Diabetes mellitus (uncontrolled and previously undiagnosed) and peripheral vascular disease were the main comorbidities. Expectedly, our two mortalities were in these groups as both conditions have been associated with significant wound-healing problems in the lower extremity as well other comorbid events. Simple skin grafts play a limited role in complex defects, with slow take and graft loss making overall morbidity quite high. Fasciocutaneous flaps were introduced by Ponten  in 1981 and were the most commonly used in our series. With a better understanding of skin vascularity through the angiosome concept as a three-dimensional vascular territory, the sub fascial arborization of its cutaneous branches along with Doppler mapping of the direction has made it easier to raise more reliable flaps., On some large defects we had to use more than one flap [Figure 1]. Our experience mirrors that of other health care workers ,, with respect to the learning curve for perforator dissection. On account of significant reports of venous congestion and other complications, we use this option with caution in patients with high-energy injury and following a failed primary reconstruction when we occasionally employ a delay procedure [Figure 1].
|Figure 1: (a) A 53-year-old with a medial ankle defect following plate fixation of an open fracture in distal articular tibia and fibula from a gunshot injury (b) Defect covered with combination of delayed supramalleolar flap and abductor hallucis muscle flap|
Click here to view
For medium- and small-sized defects we tend to favor adipofascial turndown flaps as they are versatile, easy to raise, and reliable particularly for exposed bone, exposed hardware, or complex defects with no cavities or dead space., One can also extend the traditional length-breadth ratio when outlined based on a perforator.
Despite the fact that there are few muscles available in this area, we found muscle flaps to be particularly useful for infected lesions such assaucerization for osteomyelitis and cavities-associated defects. The extensor digitorum brevis and the peroneus brevis have been known to be particularly useful for small distal third infected cavities., This was seen in our study as well. In this group none developed infection in the follow-up period.

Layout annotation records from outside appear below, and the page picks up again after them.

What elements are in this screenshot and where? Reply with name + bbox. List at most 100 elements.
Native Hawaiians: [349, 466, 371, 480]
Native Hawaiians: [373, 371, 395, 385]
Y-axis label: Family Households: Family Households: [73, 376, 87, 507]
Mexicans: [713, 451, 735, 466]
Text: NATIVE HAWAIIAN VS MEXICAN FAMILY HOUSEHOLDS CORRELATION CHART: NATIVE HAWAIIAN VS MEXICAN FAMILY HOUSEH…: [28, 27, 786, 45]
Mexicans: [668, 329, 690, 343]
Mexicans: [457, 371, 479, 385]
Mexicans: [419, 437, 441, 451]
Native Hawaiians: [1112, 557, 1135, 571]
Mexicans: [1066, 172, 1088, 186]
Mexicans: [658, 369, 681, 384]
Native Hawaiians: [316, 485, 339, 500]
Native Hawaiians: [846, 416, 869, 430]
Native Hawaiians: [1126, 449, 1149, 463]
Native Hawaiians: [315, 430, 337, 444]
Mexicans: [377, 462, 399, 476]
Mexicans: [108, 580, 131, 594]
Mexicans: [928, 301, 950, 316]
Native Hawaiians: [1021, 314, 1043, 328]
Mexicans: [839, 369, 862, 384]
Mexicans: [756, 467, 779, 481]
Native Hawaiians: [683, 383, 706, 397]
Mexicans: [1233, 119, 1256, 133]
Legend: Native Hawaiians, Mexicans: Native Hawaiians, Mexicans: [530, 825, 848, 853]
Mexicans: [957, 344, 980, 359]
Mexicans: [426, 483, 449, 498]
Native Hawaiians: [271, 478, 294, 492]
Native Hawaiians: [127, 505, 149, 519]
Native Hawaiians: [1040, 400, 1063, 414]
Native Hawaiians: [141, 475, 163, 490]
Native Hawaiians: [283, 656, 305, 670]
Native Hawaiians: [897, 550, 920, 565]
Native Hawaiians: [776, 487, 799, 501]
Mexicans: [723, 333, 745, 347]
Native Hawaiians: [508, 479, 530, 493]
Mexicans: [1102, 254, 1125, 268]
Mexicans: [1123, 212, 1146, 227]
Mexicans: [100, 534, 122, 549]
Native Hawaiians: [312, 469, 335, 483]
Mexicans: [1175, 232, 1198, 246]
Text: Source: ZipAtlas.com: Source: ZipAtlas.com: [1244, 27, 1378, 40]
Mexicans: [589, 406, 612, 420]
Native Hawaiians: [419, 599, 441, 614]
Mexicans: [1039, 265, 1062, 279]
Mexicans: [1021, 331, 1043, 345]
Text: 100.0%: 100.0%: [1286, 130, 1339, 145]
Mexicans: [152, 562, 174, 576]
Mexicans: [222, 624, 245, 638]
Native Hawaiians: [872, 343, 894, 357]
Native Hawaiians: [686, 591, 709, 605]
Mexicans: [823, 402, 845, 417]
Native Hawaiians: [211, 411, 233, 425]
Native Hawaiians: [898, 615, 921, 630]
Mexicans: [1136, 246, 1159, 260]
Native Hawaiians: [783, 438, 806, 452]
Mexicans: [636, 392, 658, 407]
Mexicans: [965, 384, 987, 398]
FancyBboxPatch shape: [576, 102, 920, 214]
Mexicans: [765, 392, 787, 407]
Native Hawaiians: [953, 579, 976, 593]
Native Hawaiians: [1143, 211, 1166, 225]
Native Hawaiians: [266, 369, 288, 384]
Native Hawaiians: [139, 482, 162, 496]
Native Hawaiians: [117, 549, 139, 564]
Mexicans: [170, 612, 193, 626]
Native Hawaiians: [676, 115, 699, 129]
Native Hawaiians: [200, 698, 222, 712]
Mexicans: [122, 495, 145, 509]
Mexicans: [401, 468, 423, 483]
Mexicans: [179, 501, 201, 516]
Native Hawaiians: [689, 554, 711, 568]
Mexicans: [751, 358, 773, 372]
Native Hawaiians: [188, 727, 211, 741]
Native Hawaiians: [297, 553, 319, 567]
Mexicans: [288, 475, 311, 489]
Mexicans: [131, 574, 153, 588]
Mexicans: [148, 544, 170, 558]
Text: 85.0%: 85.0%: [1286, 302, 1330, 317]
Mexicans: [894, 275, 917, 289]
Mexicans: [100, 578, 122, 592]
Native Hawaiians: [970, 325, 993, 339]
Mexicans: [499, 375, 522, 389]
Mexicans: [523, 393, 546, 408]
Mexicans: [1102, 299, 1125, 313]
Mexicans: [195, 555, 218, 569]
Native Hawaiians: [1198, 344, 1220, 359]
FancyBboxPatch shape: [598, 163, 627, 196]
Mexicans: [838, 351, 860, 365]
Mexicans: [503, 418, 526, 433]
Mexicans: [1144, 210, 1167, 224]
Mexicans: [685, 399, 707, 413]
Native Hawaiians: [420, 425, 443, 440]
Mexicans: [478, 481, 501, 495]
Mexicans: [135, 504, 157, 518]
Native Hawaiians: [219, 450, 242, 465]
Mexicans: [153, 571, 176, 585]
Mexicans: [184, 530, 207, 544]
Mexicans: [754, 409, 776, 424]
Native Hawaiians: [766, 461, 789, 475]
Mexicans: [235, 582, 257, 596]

A majority (84%) of the patients had stable soft tissue cover at discharge. In our study we observed that significant morbidity and mortality were higher in the older age group (over 55 years). This was probably attributable to the significant comorbidities (diabetes and peripheral vascular disease) in this group and it mirrors the experience of other health care workers in covering distal third defects. We also noted that major complications were not significantly related to duration of defect, size, or sex of the patient (P > 0.05). In our study, the mean hospital stay was noted to be rather long (SD 34.2 ± 15.2 days post surgery). This is, however, not related directly to the procedures, as issues such as complications from the simultaneous orthopedic procedures, availability of rehabilitative care, willingness, and financial resources influence the time of final discharge.
As expected major complications caused a delay in ambulation for many patients however 87% of followed-up patients were ambulating at 6 months after surgery.
Four (16%) patients had persistent bone infection (for which they had appropriate antibiotic use and repeat bone debridement in one case). This was because of our mean duration of the defect of SD6.7 ± 10.1 days being rather long: It is known that infection rates are higher when reconstruction is delayed by longer than 1 week.
Inspite of intervention delays and comorbidities, it appears that various soft tissue options can be successfully used to reconstruct most complex distal leg defects. As shown in our work, careful selection of appropriately tailored reconstructive techniques is needed to optimize outcomes.